WHAT IS NEEDED TO WIN THE BID TO STAGE A MAJOR INTERNATIONAL SPORTS TOURNAMENT?

  13.1  While international sports tournaments, and the bids to host them, vary greatly in their nature and scale—the Olympic Games and football World Cup occupying a special position—the ingredients of a successful bid are probably very similar. Without attempting to offer a comprehensive listing of these, recent experience with the World Cup 2006 campaign, suggests that the following are essential:

Internationally

  (i)  a long-term, systematic and conscious involvement and investment by the relevant national association in the running of the international sport—representation on its Governing Body, in its Secretariat and its committees, and assiduous networking and cultivation of sports leaders. A country whose national association lacks influence and friends will never host a world tournament.
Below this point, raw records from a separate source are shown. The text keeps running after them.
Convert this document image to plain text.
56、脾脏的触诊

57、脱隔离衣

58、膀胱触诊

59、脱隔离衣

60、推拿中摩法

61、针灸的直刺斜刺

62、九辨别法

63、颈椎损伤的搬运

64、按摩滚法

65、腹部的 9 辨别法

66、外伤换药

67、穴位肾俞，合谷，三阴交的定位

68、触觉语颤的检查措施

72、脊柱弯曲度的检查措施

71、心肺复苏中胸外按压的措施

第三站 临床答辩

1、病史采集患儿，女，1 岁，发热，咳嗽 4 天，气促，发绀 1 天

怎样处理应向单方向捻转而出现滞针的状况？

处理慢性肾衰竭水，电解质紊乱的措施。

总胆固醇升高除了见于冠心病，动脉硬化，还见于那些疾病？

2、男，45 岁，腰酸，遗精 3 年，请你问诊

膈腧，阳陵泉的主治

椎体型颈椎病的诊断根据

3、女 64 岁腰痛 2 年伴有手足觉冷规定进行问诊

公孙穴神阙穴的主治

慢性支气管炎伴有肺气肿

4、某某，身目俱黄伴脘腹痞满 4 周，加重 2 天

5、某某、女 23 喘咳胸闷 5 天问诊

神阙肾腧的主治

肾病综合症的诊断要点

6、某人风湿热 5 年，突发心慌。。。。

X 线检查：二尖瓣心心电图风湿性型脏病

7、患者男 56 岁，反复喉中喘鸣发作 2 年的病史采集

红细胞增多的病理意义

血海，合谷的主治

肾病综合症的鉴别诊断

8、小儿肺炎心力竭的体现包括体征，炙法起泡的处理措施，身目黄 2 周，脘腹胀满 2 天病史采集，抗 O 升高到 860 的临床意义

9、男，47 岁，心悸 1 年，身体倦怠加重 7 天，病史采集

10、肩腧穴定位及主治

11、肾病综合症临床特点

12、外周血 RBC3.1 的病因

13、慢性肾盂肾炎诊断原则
Where feasible, the national association's commitment to the international game and desire to be seen to be playing a leading role in its administration should be demonstrated by a track-record of well-conceived technical assistance to less advanced countries;

  (ii)  the active support of the sport's regional Confederation or Governing Body (equivalent of UEFA) and, where relevant, the likely or potential support of a proportion of members of the world governing body, ideally including its President;

  (iii)  wide international recognition, particularly within the world governing body, that England's turn has come—albeit that other bidders will claim the same for their countries;

Domestically

  (iv)  the active commitment to the bid of the sport's national authority, recognising that it may have to make considerable sacrifices, at the expense of the domestic game, to satisfy international expectations and win support;

  (v)  the active and committed support of Government, especially the Prime Minister and the Minister for Sport, together with the Foreign and Commonwealth Office and its overseas posts;

  (vi)  an experienced and dynamic campaign director and committed and competent campaign staff, covering the range of skills required in mounting a bid;

  (vii)  an adequate campaign budget, ideally with additional commercial sponsorship and involvement;

  (viii)  internationally recognised, respected and influential people to front the bid—"Bid Ambassadors";

  (ix)  first class stadia and supporting facilities, available on time;

  (x)  domestic support from clubs and the sports administrators, together with regional and local authorities;

  (xi)  a lack of serious, potentially undermining factors, eg doubts about stadia and other facilities, security and crowd behaviour. (Unless strong, effective and concerted action is taken by all concerned to end the violence of a relatively small number of trouble makers, who disturb sporting events at home and abroad, the spectre of incipient hooliganism will haunt all future bids for major football tournaments and potentially for other sports as well);

  (xii)  national media for the most part sympathetic to and involved in the Bid. The domestic media quite properly reserve the right to comment upon and, if justified, criticise national bids for international sporting events. As such criticism is carried by agencies and the Internet and instantly replicated throughout the world, often portraying opinion as fact, sensationalised and persistent criticisms of any bid can undermine and destroy it. While media cultivation by the campaign team will be important in gaining a positive press, the intrinsic merits of the bid and conduct of the campaign need to be such as to command the support of fair-minded journalists.